The reason to test for NK function is that it is almost universal in CFS patients as a diagnostic biomarker. There are very few diseases (HIV being another) where NK activity is as low as it is within the CFS population. I can tell you that Klimas absolutely uses NK function as a biomarker in diagnosis and is continually remeasuring the activity (along with cytokine levels and other immune components) to assess recovery. For those of you looking to increase NK function.... I've been on immunovir and am currently taking Immpower (medicinal mushrooms). They both have significant studies supporting their immune modulation effects and raise NK function.
Yes, that is exactly right. I have been to Miami twice in the last two months. Dr. Klimas did a ton of immune testing. My natural killer cells were operating at only 25% and I had 5 times the inflammatory cytokins than I should. She has started me on Imunovir..so far so good. She mentioned Oxymartine for a later date. She believes in going slowly we are all so senstive. I am planning to post about the experience but have been very tired but I will. I started a couple times but gave up.
NKC Cytotoxicity Assay
In this assay the cytotoxic activity of nk cells in blood was measured by the release of 51 Cr from NK cell sensitive tumor cells targets K562 following a 4 hr incubation of target cells with effector cells. The number of NK cells in the blood was determined using the flow cytometer to measure the % of lymphocytes that were CD56+ and CD3-
nk cell enumerations (CD56+CD3-lymphocytes):
1.9% range is 3-13%
48 range is 63-291
nk cell activity (% target cells killed at a 1:1 ratio of target cells to effector cells):
4.3% range is 5-21%
Comments: This assay was done from 8 to 24hrs from the time of the draw.
Additional test: Just the measure of the nk cell absolute #.
39 range is 98-294
In summary, my NK values are low, low, low.
Decreased natural killer cell activity is associated with severity of chronic fatigue immune dysfunction syndrome.

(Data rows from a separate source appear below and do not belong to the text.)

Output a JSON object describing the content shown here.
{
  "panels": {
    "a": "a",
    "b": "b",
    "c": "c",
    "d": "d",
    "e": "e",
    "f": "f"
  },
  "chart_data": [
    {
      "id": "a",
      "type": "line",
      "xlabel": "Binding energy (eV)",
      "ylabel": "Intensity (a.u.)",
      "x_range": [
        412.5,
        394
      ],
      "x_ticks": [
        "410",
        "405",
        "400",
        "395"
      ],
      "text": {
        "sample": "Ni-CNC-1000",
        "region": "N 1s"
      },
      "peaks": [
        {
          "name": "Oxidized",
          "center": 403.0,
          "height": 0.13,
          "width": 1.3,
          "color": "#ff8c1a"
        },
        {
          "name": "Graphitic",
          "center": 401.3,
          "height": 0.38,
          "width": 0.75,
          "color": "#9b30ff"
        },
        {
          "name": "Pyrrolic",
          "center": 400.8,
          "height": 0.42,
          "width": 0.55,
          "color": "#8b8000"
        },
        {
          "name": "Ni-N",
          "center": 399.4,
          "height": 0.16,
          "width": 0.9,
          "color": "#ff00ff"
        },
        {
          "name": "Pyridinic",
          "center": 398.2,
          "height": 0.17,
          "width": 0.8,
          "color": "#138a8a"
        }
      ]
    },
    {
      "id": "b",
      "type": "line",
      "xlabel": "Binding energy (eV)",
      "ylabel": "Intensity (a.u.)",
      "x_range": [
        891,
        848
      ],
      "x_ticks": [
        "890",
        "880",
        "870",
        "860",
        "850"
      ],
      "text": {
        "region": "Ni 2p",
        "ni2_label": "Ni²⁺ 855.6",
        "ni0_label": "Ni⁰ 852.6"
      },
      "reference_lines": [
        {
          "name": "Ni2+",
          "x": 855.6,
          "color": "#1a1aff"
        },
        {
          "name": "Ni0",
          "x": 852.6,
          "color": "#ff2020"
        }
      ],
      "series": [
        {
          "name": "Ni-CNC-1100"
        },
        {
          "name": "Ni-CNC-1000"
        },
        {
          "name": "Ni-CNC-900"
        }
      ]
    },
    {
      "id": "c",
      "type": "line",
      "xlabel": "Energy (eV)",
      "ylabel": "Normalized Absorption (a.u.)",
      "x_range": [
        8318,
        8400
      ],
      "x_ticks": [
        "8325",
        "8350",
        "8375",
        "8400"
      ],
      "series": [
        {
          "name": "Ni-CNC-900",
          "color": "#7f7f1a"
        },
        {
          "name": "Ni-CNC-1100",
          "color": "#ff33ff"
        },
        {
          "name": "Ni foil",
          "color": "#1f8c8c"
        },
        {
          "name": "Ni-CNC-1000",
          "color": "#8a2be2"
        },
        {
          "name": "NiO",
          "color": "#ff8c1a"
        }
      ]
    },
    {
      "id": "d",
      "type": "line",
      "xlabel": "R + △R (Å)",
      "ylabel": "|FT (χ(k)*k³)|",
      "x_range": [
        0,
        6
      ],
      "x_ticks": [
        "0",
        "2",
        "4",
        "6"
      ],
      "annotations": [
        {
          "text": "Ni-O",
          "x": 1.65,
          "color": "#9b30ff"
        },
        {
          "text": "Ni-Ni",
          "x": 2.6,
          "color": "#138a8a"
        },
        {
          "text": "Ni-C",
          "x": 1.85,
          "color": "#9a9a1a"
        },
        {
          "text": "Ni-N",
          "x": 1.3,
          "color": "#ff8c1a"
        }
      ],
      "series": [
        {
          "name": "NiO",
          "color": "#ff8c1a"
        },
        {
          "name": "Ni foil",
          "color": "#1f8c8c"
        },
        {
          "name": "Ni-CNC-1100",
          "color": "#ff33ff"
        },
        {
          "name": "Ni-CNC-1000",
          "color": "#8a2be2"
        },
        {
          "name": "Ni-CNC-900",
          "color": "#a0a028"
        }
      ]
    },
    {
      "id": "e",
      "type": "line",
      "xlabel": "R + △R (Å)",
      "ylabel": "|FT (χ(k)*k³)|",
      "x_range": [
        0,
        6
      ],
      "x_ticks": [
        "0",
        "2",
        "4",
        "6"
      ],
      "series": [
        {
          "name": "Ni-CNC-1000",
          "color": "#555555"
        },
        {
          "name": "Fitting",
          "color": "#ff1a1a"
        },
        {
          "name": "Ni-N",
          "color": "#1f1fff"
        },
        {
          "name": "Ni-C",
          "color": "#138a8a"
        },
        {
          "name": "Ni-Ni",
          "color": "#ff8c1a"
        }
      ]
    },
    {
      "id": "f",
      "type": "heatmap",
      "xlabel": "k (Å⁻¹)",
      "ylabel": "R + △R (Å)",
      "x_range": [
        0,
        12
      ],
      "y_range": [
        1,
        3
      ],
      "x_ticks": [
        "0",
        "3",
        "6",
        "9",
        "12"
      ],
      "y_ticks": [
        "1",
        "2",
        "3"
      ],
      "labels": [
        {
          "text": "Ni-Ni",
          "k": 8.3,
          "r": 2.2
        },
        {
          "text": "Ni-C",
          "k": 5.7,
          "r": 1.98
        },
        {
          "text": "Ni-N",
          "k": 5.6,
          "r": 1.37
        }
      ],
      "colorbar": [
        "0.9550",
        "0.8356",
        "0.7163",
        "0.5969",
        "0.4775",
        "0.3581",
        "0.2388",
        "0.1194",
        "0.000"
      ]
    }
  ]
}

Natural killer (NK) cell activity was measured blindly in vitro with blood specimens from 50 healthy individuals and 20 patients with clinically defined chronic fatigue immune dysfunction syndrome (CFIDS) who met the criteria established by the Centers for Disease Control and Prevention (Atlanta). In accordance with a group scoring system of 1-10 points, with 10 being the most severe clinical status, the patient population was stratified into three clinical groups: A (> 7 points), B (5-7 points), and C (< 5 points). NK cell activity was assessed by the number of lytic units (LU), which for the 50 healthy controls varied between 20 and 250 (50%, 20-50 LU; 32%, 51-100 LU; 6%, 101-130 LU; and 12%, > 150 LU). In none of the 20 patients with CFIDS was the NK cell activity > 100 LU. For group C, the 10 patients stratified as having the least severe clinical condition, the measure was 61.0 +/- 21.7 LU; for group B (more severe, n = 7), it was 18.3 +/- 7.3 LU; and for group A (most severe, n = 3), it was 8.0 +/- 5.3 LU. These data suggest a correlation between low levels of NK cell activity and severity of CFIDS, which, if it is confirmed by additional studies of larger groups, might be useful for subgrouping patients and monitoring therapy and/or the progression of CFIDS.
This was in the context of 1994, and look how little has been done.